On each node, users have access to a large /scratch
partition on one of the local disks.
Communications between nodes is switched gigabit ethernet. However, channel
bonding is used so that both ports on the NICs are used for increased bandwidth.
The operating system is Red Hat
Enterprise Linux 6 (kernel 2.6.32-504.12.2.el6.centos.plus.x86_64).
The Torque/PBS batch system is used
with the Maui scheduler.
The latest cluster set up was done in September 2014 using
ROCKS.
Several RAID array partitions are available:
experimental group /raid1 to /raid11
lattice theory group /latticeQCD/raid1 to /latticeQCD/raid8
Log onto the server emilio.phys.cmu.edu using secure shell (ssh).
To change your password, log onto albert.phys.cmu.edu and use
the passwd command. The change may take
a few hours to propagate throughout the system.
Compile and test programs on emilio. Short jobs (under 15 minutes) may
be run on emilio, ernest, max, or albert as long as the nice
command is used. Remember to cross-compile
since the compute nodes are different architectures than emilio.

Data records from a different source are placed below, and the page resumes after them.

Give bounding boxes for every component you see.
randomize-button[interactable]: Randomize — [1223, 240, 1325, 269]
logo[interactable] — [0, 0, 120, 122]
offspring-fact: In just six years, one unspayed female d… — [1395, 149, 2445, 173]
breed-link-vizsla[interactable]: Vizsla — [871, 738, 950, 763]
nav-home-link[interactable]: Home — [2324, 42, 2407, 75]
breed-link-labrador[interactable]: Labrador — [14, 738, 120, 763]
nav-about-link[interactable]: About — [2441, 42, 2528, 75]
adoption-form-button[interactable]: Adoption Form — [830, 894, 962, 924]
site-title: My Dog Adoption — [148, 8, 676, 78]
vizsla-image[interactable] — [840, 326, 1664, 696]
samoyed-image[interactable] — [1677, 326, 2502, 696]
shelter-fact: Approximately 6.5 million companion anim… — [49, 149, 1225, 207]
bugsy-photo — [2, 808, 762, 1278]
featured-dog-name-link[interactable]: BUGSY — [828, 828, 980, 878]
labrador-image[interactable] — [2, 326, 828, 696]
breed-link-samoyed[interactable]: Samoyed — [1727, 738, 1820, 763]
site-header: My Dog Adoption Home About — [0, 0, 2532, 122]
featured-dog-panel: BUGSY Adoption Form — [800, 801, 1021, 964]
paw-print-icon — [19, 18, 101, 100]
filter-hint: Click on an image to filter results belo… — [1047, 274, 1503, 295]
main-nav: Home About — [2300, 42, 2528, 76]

The compute nodes should only
be used for final production runs and are not for interactive use.
Please do not log onto the compute nodes (unless file clean up on local disks
is needed due to an error return).
If your executable needs non-standard libraries, you may need to statically
link these into your binaries (the -static
compiler option). Commonly-used shared library files
are available on the compute nodes.
Submit jobs to the compute nodes using the qsub
command on emilio. The procedure to do this is described in detail below,
but it involves writing a shell-script, say
run_job,
then issuing the command
        qsub run_job
One can also use
xpbs to submit jobs.
The CMU cluster currently has three queues:
magenta:
jobs run in cpu-dedicated mode (8 nodes of 8 cores each)
cyan:
jobs run in cpu-dedicated mode (8 nodes of 8 cores each)
blue:
jobs run in cpu-dedicated mode (8 nodes of 8 cores each)
red:
jobs run in cpu-dedicated mode (12 nodes of 32 cores each)
green:
jobs run in cpu-dedicated mode (8 nodes of 24 cores each)
Jobs can be monitored using the text-based qstat
command, the GUI xpbs and
xpbsmon, or the web-based portal above.
To kill a job, use the qdel command.
When writing your job scripts, ensure that termination by
qdel is handled gracefully.
IMPORTANT:
NFS bottlenecks can cause great problems with the PBS queue.
Please do NOT use cp to transfer
files between the server and the
compute nodes. Instead, use scp and
specify qcderw: in the server
file name for emilio and qcdsvr:
for ernest.
See the qsub man page for details on
composing the job script.
For serial jobs, the script file should perform the following sequence of tasks:
Issue the necessary PBS directives. These must come first in the
script file. Any PBS directives which come after an executable
script statement are ignored.
Stage in: copy all needed files, including the executable, into the directory
/scratch/PBS_<job_id>
which PBS automatically creates on
the local disk on the compute node.
Run the program executable (in the foreground, not in the background).
Stage out: after program execution is done, copy appropriate files from the local disk
back into the user's permanent directory; the /scratch/PBS_<job_id>
directory on the local disk is automatically deleted by PBS upon
job completion.
Provide some clean up instructions in case the job must be killed
using qdel.
MPI programs which read data from standard input are problematical.
Usually, only the boss process can easily read from standard input
and the remote processes have their standard inputs mapped into the
null device. If all processes need to read information at run time,
use file I/O from a specified input file (which must be
copied onto all of the local disks).